Tales of Arise has a pretty fool proof plan for evolving the series: double down on what worked before.
It’s fair to say that there’s a lot riding on Tales of Arise. It’s been five years since the last entry in the series, 2016’s Tales of Berseria, and a lot has changed in that time – much of it shaking the Japanese RPG world. Titles like Persona 5 have pushed the JRPG to new heights in the West with slick presentation. Final Fantasy has fully embraced full-blown action RPG combat in FF15 and FF7 Remake – though with concessions to keep turn-based stalwarts happy. And games like The Legend of Zelda: Breath of the Wild and Genshin Impact have made many Japanese developers stop and rethink how they design worlds.
One gets the impression that the team behind Tales of Arise is acutely aware of this, too. It’s hard to truly quantify, but it just feels like a game that knows it has an opportunity to evolve the series and open it up to a whole new audience – which feels like an appropriate admission, given it follows the longest gap between Tales titles in the series’ 26-year history.
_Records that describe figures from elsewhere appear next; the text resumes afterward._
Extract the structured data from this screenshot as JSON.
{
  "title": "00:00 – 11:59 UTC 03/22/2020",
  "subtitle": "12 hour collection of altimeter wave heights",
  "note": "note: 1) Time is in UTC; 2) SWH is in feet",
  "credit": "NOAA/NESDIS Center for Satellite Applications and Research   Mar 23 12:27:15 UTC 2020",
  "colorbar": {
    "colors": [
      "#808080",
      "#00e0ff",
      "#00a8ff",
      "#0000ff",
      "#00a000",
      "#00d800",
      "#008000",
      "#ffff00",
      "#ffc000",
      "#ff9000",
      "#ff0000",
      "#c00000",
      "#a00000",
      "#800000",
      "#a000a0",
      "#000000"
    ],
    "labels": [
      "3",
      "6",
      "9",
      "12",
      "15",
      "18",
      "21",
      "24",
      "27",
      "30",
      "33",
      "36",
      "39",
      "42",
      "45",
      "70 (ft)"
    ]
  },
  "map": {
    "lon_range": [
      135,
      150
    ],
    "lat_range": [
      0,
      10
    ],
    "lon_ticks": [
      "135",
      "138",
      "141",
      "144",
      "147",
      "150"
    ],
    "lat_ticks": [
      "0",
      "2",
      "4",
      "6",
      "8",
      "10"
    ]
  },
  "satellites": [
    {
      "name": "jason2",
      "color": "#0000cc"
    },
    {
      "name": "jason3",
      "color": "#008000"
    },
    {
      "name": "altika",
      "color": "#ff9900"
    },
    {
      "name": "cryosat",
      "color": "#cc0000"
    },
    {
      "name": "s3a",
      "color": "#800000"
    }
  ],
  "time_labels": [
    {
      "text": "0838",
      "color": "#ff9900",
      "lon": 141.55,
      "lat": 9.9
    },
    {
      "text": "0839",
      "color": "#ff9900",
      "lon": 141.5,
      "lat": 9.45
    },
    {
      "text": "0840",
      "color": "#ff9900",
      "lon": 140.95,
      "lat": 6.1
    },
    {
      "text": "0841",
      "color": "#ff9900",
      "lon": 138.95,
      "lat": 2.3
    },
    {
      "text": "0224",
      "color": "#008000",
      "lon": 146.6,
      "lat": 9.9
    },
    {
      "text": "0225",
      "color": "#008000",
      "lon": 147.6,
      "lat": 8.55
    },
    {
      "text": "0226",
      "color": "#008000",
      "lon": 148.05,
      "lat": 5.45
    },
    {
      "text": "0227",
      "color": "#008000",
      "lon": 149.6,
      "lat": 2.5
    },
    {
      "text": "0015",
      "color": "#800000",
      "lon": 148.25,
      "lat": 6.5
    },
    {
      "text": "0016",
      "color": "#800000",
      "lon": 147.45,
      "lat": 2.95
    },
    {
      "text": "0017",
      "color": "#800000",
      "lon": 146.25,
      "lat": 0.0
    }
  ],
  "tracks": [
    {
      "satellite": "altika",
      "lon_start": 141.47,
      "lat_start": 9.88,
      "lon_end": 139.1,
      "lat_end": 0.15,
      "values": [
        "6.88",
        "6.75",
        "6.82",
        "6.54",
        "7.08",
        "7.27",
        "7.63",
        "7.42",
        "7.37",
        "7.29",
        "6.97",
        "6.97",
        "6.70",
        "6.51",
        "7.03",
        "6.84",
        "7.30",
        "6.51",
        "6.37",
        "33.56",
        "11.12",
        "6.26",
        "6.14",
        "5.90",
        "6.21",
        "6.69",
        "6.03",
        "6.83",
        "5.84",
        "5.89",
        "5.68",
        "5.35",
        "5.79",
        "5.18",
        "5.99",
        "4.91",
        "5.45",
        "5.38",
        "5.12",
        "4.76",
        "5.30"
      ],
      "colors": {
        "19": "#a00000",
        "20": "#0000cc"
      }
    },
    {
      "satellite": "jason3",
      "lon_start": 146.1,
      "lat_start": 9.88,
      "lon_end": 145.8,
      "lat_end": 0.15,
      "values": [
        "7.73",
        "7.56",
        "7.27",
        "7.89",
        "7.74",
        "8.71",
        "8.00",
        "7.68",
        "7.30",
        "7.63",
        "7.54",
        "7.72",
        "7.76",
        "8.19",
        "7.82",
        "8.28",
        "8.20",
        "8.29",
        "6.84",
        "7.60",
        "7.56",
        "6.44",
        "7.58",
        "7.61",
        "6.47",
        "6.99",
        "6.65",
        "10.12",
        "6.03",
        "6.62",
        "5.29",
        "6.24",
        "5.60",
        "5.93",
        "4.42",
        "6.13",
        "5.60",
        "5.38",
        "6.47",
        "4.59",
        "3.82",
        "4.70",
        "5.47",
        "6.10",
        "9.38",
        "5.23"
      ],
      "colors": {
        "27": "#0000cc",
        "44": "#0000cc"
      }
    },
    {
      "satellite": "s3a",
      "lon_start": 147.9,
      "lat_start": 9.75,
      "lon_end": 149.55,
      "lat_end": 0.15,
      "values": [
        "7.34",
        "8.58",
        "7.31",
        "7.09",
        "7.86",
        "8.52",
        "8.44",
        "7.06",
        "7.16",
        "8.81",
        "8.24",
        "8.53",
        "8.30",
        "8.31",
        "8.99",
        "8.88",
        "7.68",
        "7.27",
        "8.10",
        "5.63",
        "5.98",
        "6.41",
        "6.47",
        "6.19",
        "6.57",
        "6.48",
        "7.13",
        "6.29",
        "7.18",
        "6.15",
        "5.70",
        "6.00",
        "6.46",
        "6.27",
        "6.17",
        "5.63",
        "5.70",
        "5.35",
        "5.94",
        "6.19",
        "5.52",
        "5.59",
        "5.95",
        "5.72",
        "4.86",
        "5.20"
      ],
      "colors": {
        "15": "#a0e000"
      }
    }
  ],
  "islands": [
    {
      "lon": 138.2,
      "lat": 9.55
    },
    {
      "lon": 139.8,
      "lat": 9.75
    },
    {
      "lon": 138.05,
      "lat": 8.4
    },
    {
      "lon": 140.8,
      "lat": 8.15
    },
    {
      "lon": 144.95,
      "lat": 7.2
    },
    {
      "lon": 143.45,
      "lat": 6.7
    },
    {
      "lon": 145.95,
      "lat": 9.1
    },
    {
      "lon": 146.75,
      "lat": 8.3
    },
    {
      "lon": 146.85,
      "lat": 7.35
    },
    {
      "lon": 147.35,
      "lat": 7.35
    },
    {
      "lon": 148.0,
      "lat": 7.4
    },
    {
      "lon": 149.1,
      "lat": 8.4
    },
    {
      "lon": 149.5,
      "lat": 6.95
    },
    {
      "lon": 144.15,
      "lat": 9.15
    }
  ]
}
Tales of Arise carries that feeling despite actually being a bit of a safe bet, truth be told. It has the energy of a new upstart vision of the series, but it doesn’t fix what wasn’t broken – which appears to be much of what tied the past titles in the series together. What Arise does instead is simply lean harder into what has typically set Tales apart – leading to a game that feels more unique for it.
In some ways, that means you will find an unabashed adherence to the genre tropes. Protagonist Alphen is an amnesiac, for instance. Obviously. You’ll band together with a wide range of characters that span all the usual RPG classes – Healers, Mages, and Monks, Paladins with great big shields. So far so typical.
What used to make Tales particularly unique was its action-driven gameplay. While that’s now not so uncommon even among Japanese RPG titles, this is where Arise presses its historical advantage most firmly, offering loud, flashy, and attention-grabbing combat that is, to a degree, style over substance – but that’s okay ‘cos it feels damn good.
Enemies are out in the field, but battles still do take place in a separate game state – so there’s a transition, but in the PC build I played it was near instantaneous both heading into and exiting from battle. The switch to Unreal Engine 4 has resulted in a beautiful game with smooth performance – and it feels like much of the combat has been built around just how ridiculous it can get and just how good it can look without a dent in performance.
You control one character, but you’ll feel in full control of the entire party of characters you have at your disposal thanks to your ability to trigger skills from other characters at will. You can also dive into menus and customize AI in order to determine what degree of autonomy your allies will have in battle, ranging from simply telling them to focus on healing and defending to getting granular on what moves they should automatically use and when.
There’s a lot of party members slated for Tales of Arise, but only three will fight with you at any given time – but others can wait out-of-sight on the sides, ready to be called in at your discretion.
In this and a few other ways, Tales of Arise almost begins to resemble a fighting game. Its combo-friendly battle system allows you to juggle unsuspecting enemies, holding them in mid-air while triggering ally skills to dish out delicious amounts of damage. You’ll be using Artes, the first tier of powerful skills, to blast down enemies until they enter the state where you can then trigger Strike Attacks, devastating team combos with cinematic zest.
Many special moves cut away to cinematic camera angles in a manner that’s brief enough to not feel like a loss of control but significant enough to catch attention. The inspiration of anime is obvious, and at its best Tales of Arise is an explosion of color as characters team up to blast enemies to dust.
Generally speaking you can mash your way through the simpler encounters, but once you reach the bigger bosses, you’ll need to approach everything far more carefully. Party composition seems like it’ll matter deeply, as will your overall understanding of the flashy chaos that fills the screen. It’ll be your job to enjoy that visual flair, but also parse it into data that can be used to quickly formulate a proper combat strategy.
It all looks very cool, and feels very good. There’s a story too, of course – but the demo I play is so short and what I say about it so limited that I don’t even scratch the surface of what is no doubt a lengthy epic. You’ll spend most of your time in combat, though – so it’s exciting to report that it feels so good.
I look forward to seeing the depth of the final release’s combat – and how this entry delivers on a satisfying Tales story driven by strong characterization and quieter moments, as the series has previously excelled doing.
Tales of Arise releases this September for PC, PS4, PS5, Xbox One, and Xbox Series X/S.